Amnistie internationale s'inquiète de la loi antiterroriste au Canada

La GRC recherche un suspect qui a tiré sur deux policiers à Saint-Albert, en Alberta. La GRC recherche un suspect qui a tiré sur deux policiers à Saint-Albert, en Alberta.  Photo :  PC/JASON FRANSON

Dans son rapport 2015-2016, Amnistie internationale évoque des inquiétudes en matière de respect des droits de la personne au Canada, notamment à cause de la nouvelle loi antiterroriste. L'organisme dénonce aussi un « assaut massif contre les libertés et les droits fondamentaux à travers le monde ». 

Canada : sécurité nationale et Autochtones

Amnistie internationale déplore notamment l'absence de « garde-fous suffisants » au sujet de la transmission d'informations personnelles aux organismes gouvernementaux et une violation de certains droits dans les pouvoirs concédés au Service canadien du renseignement de sécurité. « Cette nouvelle loi érige en infraction l'apologie ou la promotion des infractions terroristes en général, ce qui porte atteinte au droit à la liberté », ajoute-t-il.

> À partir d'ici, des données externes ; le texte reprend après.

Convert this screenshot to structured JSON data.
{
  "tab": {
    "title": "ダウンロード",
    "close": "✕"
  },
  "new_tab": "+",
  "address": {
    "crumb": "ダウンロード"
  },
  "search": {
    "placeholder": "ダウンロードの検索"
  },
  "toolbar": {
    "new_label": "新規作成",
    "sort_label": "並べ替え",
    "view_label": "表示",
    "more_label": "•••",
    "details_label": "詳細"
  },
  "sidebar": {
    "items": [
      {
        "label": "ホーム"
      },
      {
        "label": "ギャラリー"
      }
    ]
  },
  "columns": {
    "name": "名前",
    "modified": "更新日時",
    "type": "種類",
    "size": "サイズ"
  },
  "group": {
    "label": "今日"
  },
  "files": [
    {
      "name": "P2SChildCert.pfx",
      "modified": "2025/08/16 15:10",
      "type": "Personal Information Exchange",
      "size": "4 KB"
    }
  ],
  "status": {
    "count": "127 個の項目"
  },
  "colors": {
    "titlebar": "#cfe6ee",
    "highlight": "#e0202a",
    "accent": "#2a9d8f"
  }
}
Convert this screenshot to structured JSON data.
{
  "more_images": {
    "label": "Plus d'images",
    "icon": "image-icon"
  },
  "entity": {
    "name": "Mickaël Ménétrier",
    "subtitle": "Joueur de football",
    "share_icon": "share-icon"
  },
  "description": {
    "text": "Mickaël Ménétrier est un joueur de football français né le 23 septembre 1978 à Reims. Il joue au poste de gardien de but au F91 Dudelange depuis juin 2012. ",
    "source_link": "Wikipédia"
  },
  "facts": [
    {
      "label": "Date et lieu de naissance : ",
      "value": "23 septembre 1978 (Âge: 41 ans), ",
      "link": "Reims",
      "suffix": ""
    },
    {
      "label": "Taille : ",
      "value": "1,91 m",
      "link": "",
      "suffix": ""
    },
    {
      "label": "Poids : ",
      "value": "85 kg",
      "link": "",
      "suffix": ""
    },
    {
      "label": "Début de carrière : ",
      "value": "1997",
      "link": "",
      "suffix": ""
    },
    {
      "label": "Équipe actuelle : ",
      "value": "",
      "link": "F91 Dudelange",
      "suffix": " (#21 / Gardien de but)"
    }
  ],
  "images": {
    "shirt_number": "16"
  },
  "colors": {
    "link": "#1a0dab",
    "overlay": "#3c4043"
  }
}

L'organisme prend note de la mise en place d'une enquête publique sur la violence à l'égard des femmes autochtones. Le rapport souligne aussi que la Commission de vérité et réconciliation a présenté une longue liste de recommandations. 

Image du projet de barrage hydroélectrique du site C à l'est de Fort St John. Image du projet de barrage hydroélectrique du site C à l'est de Fort St John.  Photo :  Gouvernement de la Colombie-Britannique

Du même souffle, il note que la construction du barrage du site C en Colombie-Britannique a été entamée sans que les peuples autochtones aient été consultés. Il mentionne également qu'une contestation judiciaire de celle du pipeline Northern Gateway est en cours. 

Le rapport souligne aussi la non-ratification du Traité sur le commerce des armes et du Protocole facultatif se rapportant à la Convention contre la torture de l'ONU.

Monde : La peine de mort en baisse, la torture toujours présente

En trois mois, Madagascar, les Fidji et le Surinam ont supprimé la peine capitale de leur législation.

Par contre, plus de 122 États ont pratiqué la torture ou d'autres mauvais traitements au cours de l'année, selon le rapport. 

Amnistie internationale s'inquiète aussi d'un désinvestissement progressif des États envers les institutions internationales garantes de droits fondamentaux.

« Les États doivent cesser leurs attaques contre nos droits [...] Les droits de la personne ne sont pas un accessoire. Ils sont indispensables, et jamais les enjeux pour l'humanité n'ont été aussi forts. » — Salil Shetty, le secrétaire général d'Amnistie Internationale
Faits et chiffres sur les droits de l'homme en 2015 :

  • 113 : le nombre de pays où la liberté d'expression et la liberté de presse sont soumises à des restrictions.
  • 60 millions : le nombre de personnes déplacées.
  • 30 et + : plus de trente pays ont refusé l'accès à des réfugiés en danger.
  • 36 : le nombre de groupes armés qui ont commis des exactions.
  • 156 : le nombre de défenseurs des droits de l'homme tués.
  • 19 : le nombre de pays où des crimes de guerre ont été commis.